Valerá a pena ser constante?

Valerá a pena construir uma ponte segura, onde possa com segurança pisar … sem cair?
Que quero eu de mim?

Odeio estas coisas, juro que odeio …
Não quero responsabilidades, nem arma segura que acerte no alvo, quero ser eu … como sou … assim eu …

Não quero ser arrastada pelo vento, por ser leve … Quero isso sim, pesar tanto quanto o tempo …mas eu não sei definir Tempo!

Que será de mim depois de alguém me ensinar a ser assim, diferente, feliz … segura de mim …

Não quero acreditar que acredito, não quero esconder-me de quem se esconde, quero liberdade… mas, será que quero ser assim?!

Não quero ser o que escrevo, quero ser alguém que escreve por mim, porque se for eu a escrever, seria falso não admitir, que afinal sou igual... Sou sempre assim …

E sempre esta sombria sombra que teima em me esconder da realidade! Que esforço o crer na existência …

E tanta filosofia, complicando o que é complicado; Já que se eu complicasse o simples, tornaria o simples complicado!

E tanta volta, e volto atrás para apanhar a outra volta, juntando outra e mais outra, esquecendo-me que depois de tanta volta deixo uma volta perdida na volta que ficou atrás …

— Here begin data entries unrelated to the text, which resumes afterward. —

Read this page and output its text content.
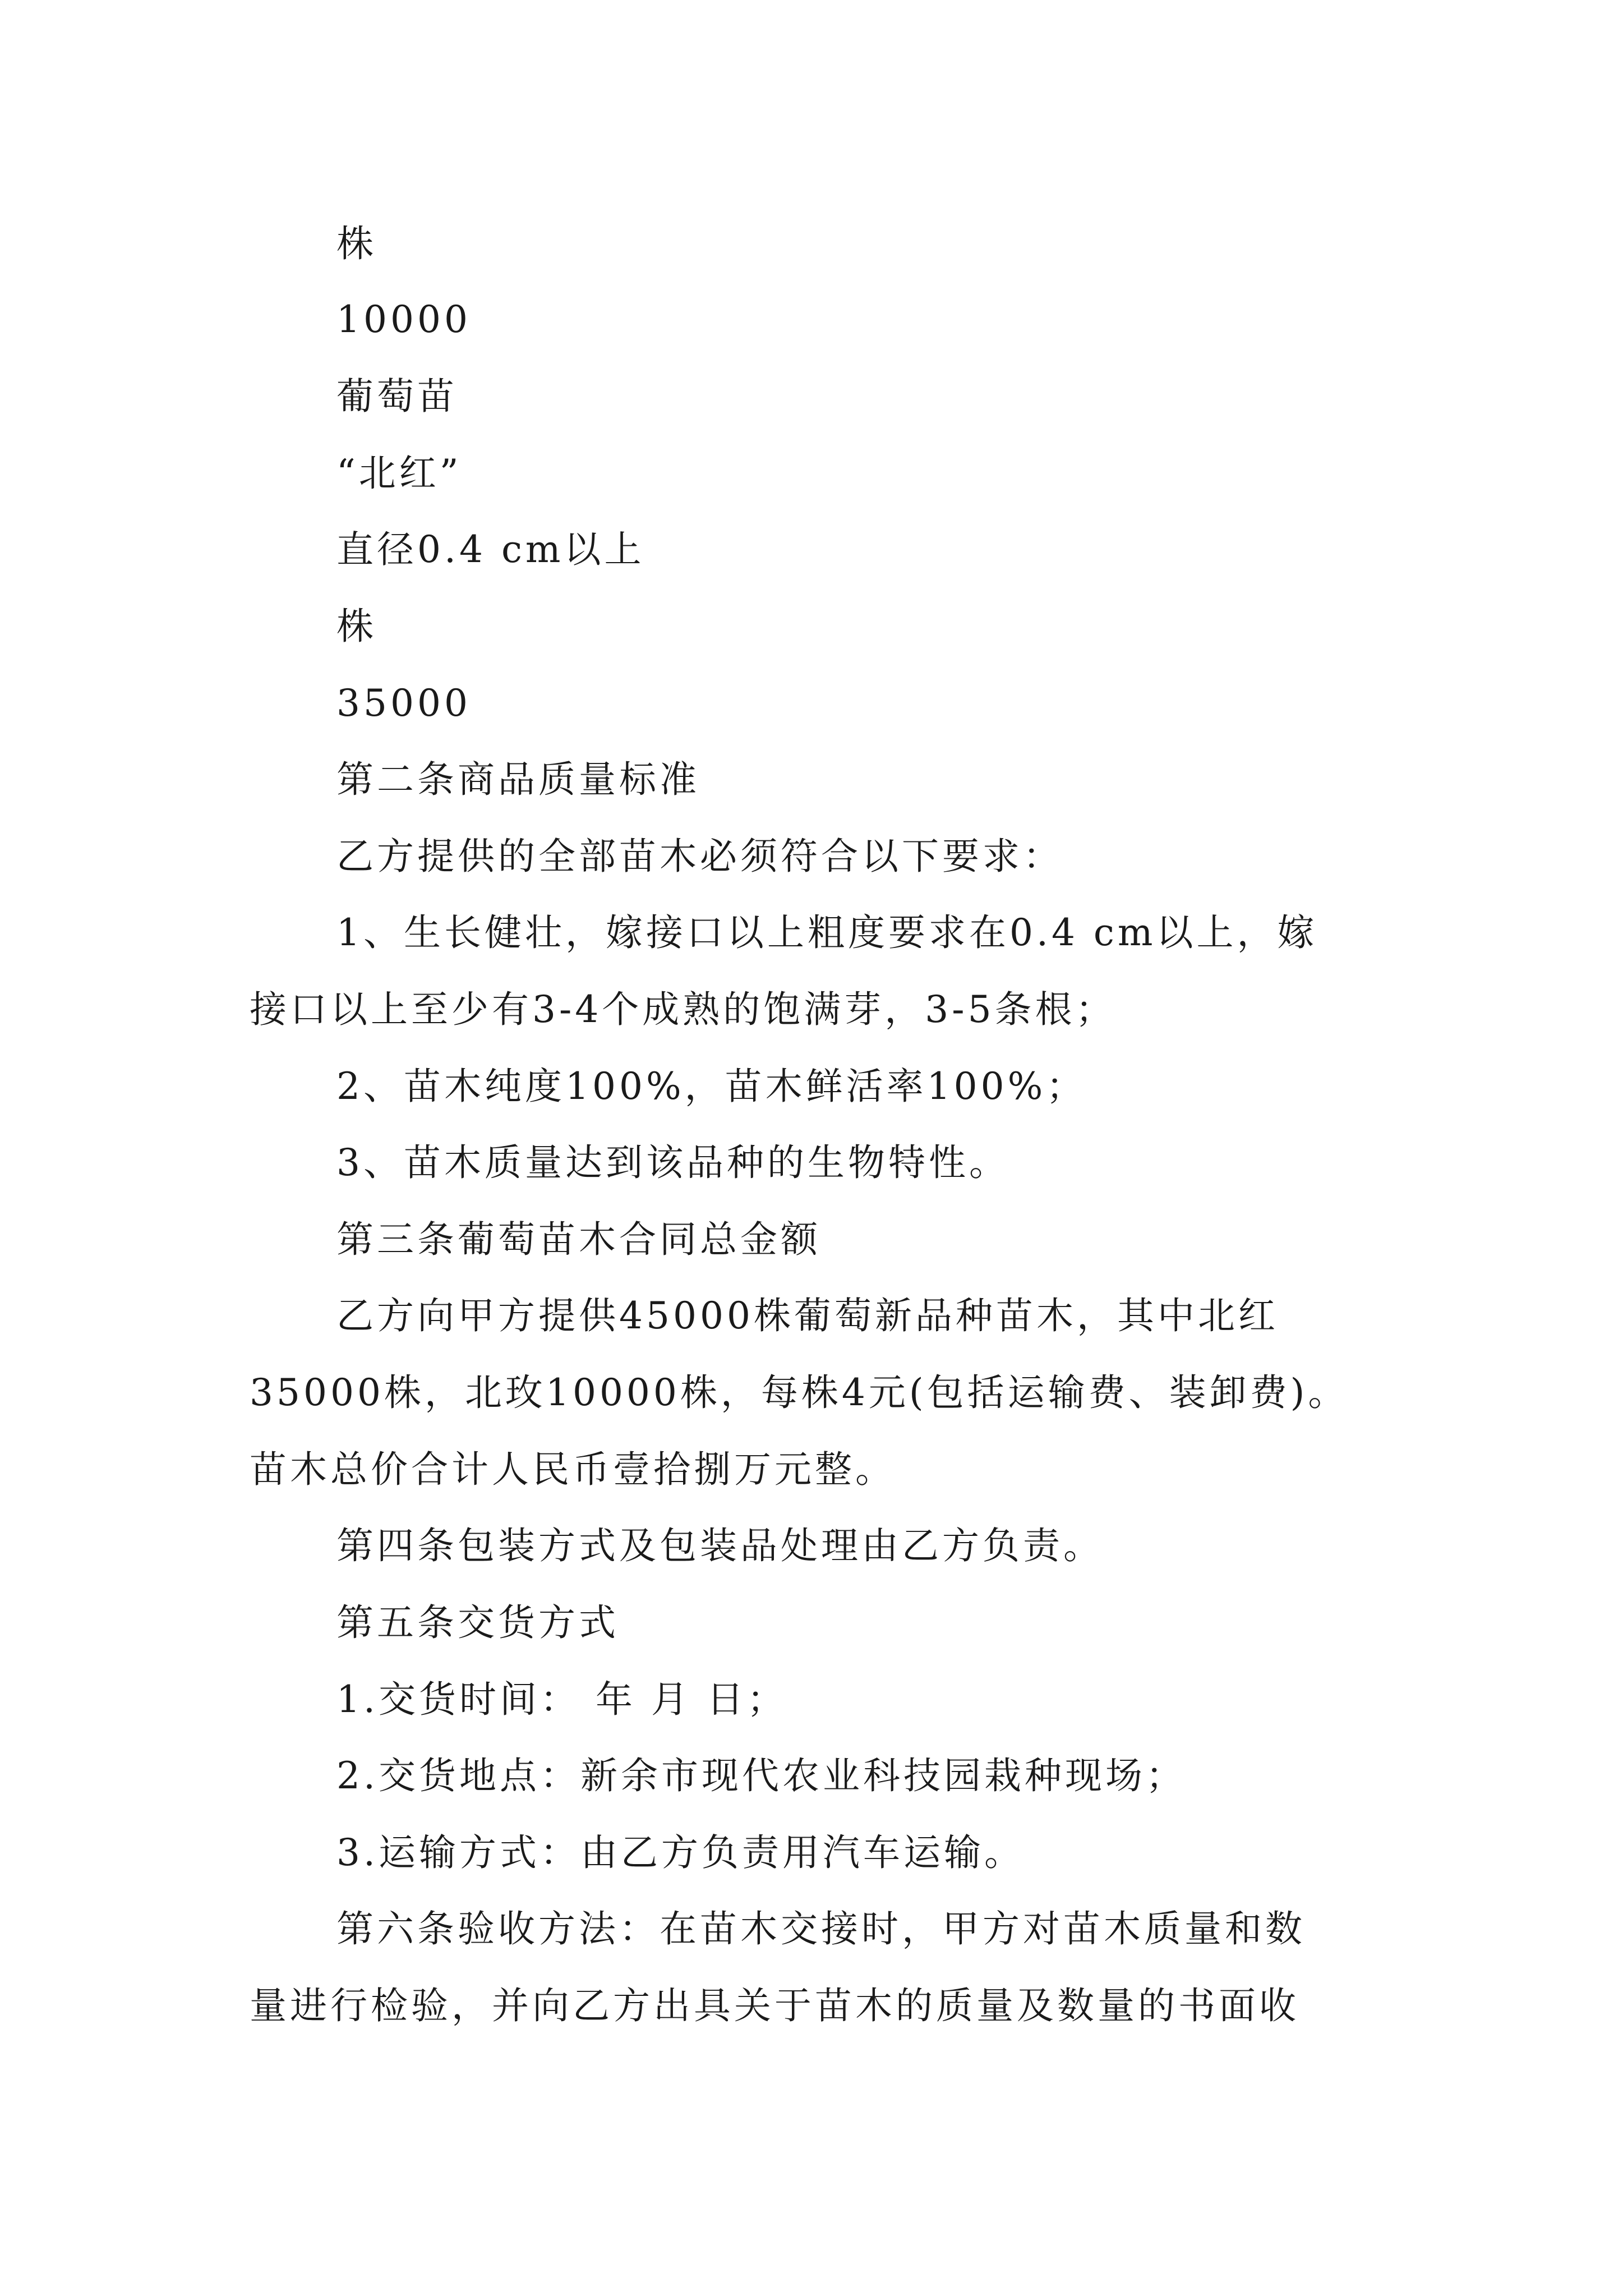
株
10000
葡萄苗
“北红”
直径0.4 cm以上
株
35000
第二条商品质量标准
乙方提供的全部苗木必须符合以下要求：
1、生长健壮，嫁接口以上粗度要求在0.4 cm以上，嫁
接口以上至少有3-4个成熟的饱满芽，3-5条根；
2、苗木纯度100%，苗木鲜活率100%；
3、苗木质量达到该品种的生物特性。
第三条葡萄苗木合同总金额
乙方向甲方提供45000株葡萄新品种苗木，其中北红
35000株，北玫10000株，每株4元(包括运输费、装卸费)。
苗木总价合计人民币壹拾捌万元整。
第四条包装方式及包装品处理由乙方负责。
第五条交货方式
1.交货时间： 年 月 日；
2.交货地点：新余市现代农业科技园栽种现场；
3.运输方式：由乙方负责用汽车运输。
第六条验收方法：在苗木交接时，甲方对苗木质量和数
量进行检验，并向乙方出具关于苗木的质量及数量的书面收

E tanto, tanto pensamento desmedido, e desmentido, e dito, e acreditado, e sincero, e paranóico, e puro, e mentiroso, e empirista, e tanta … tanta reflexão sem realmente saber se vale a pena tanta coisa, complicando o que complicado é!

E este meu destino metafísico, esta ambição espiritual, este meu ser desaparecido este meu inferno existencial. Esta minha dor a descoberto, o meu corpo dilacerado.

Depois de tudo, só a minha ignorância resta, porque o resto, o meu resto já é só merda!